Step 2. Earn National Certification
National certification is a common pursuit in a profession that’s unlicensed, and medical assisting is no exception. Earning national certification positions you as a desirable candidate because it signifies to employers that you’ve achieved an advanced level of knowledge and expertise in the profession, and demonstrated you have it all down pat by passing an exam. With national certification on your resume, you may also qualify for higher wages and enjoy more opportunities for advancement.
The American Association of Medical Assistants’ (AAMA) Certified Medical Assistant (CMA) is one of the more popular certifications among Connecticut medical assistants. To qualify to take the certification exam, you must be a graduate of a CAAHEP- or ABHES-accredited medical assistant education program or be able to show that your program was equivalent. The exam consists of 200 multiple-choice questions organized into four segments. For an overview of the exam content, consult the CMA (AAMA) Certification/Recertification Examination Content Outline. You can take the exam through Prometric testing centers in Norwalk, Glastonbury, and North Haven. Once you earn the Certified Medical Assistant (CMA) designation, you’ll be listed on the DPH website’s list of Connecticut residents certified by the American Association of Medical Assistants.
Alternatively, you can qualify to sit for American Medical Technologist (AMT): Registered Medical Assistant (RMA) exam by completing a medical assisting program from a school with general institutional accreditation from an agency approved by the U.S. Department of Education or the Council for Higher Education. The program must consist of at least 720 program clock hours in medical assisting and must include a clinical externship of at least 160 hours. You may also qualify by completing a formal medical services training program through the U.S. Armed Forces. Pearson Vue Testing Centers offers the RMA examination. Schedule your examination as soon as you meet the requirements so you can select your preferred test time, date, and location.
Other Medical Assistant Certifications Available
While the CMA and RMA are the most popular credentials among Connecticut’s medical assistants, there are other national certifications worth pursuing, both in general skills and specifically for MAs in certain specialty medical practices. They include:
- National Healthcare Association: Certified Clinical Medical Assistant
- National Center for Competency Testing: The National Certified Medical Assistant
- The Joint Commission on Allied Health Personnel In Ophthalmology: Certified Ophthalmic Assistant
- The American Society of Podiatric Medical Assistants: Podiatric Medical Assistant, Certified
Step 3. Find a Job in Medical Assisting
The Connecticut Society of Medical Assistants is the leading professional organization for medical assistants working in Connecticut and a great resource for networking with colleagues, staying current on changes to the profession, and finding continuing education opportunities to keep your national certification current.

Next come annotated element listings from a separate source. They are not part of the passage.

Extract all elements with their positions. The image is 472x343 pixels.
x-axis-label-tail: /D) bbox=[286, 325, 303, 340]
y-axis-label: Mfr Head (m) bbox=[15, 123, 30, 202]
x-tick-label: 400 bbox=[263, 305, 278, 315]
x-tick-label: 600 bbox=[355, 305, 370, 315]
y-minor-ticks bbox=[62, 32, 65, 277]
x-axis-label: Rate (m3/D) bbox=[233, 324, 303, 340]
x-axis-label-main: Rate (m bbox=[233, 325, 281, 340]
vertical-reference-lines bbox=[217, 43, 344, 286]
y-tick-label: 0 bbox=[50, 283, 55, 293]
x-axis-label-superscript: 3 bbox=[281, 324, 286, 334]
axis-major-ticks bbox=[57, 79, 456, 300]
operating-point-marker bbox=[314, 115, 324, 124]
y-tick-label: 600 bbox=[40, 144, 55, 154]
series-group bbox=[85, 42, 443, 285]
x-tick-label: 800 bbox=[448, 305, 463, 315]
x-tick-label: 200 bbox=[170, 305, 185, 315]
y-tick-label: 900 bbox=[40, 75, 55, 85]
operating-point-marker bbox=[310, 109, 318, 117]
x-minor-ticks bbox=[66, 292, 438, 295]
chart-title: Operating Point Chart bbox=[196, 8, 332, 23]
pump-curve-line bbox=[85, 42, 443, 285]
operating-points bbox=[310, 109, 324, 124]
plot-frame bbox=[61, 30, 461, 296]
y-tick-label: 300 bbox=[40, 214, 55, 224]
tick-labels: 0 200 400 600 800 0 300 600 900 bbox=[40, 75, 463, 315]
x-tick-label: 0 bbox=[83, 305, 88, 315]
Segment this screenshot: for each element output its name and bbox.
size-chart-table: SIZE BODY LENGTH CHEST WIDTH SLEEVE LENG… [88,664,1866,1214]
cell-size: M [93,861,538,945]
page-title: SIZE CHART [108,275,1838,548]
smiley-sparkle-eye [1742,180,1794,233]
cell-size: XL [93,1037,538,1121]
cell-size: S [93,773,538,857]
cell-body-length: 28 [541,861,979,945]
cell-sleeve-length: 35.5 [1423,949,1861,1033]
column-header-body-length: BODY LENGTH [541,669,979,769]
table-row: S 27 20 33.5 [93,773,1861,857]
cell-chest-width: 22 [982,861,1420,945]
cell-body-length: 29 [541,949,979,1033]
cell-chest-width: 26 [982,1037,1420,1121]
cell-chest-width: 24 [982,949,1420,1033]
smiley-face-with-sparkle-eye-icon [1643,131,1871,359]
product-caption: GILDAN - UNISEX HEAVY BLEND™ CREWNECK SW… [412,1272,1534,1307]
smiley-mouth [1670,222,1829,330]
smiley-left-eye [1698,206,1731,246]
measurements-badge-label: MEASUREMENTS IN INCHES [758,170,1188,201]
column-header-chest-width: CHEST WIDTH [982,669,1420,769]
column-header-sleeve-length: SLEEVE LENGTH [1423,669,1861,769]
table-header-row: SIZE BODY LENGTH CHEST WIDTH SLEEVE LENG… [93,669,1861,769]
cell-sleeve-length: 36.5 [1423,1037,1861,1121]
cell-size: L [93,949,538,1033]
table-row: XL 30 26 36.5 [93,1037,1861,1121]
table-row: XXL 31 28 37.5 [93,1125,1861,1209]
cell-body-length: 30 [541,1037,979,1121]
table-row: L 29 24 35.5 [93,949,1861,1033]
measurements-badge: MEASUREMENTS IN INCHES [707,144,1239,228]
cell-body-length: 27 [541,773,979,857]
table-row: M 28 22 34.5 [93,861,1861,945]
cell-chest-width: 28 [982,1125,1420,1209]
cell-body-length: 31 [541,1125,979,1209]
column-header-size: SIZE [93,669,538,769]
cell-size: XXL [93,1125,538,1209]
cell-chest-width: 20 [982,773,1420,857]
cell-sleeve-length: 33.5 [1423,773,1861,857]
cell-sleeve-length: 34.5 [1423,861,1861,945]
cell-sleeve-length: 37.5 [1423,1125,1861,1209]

Once you’re ready to enter the workforce and put those hard-earned credentials to good use, you’ll find great opportunities through some of Connecticut’s largest medical groups and clinics:
- University of Connecticut Health Center – Farmington
- Yale New Haven Health – New Haven
- TLC Pediatrics, LLC – Norwalk
- Stamford Hospital – Stamford
- Middlesex Hospital – Madison
- Western Connecticut Medical Group – Danbury
- New Milford Hospital – New Milford
- Saint Francis Care – Hartford
- Bristol Hospital – Bristol
- Vein Clinics of America – Glastonbury
2019 job growth projections from the Connecticut Department of Labor are aggregated through the U.S. Department of Labor-Sponsored resource, Projections Central. Employment conditions in your area may vary.
All salary and employment data accessed July 2020.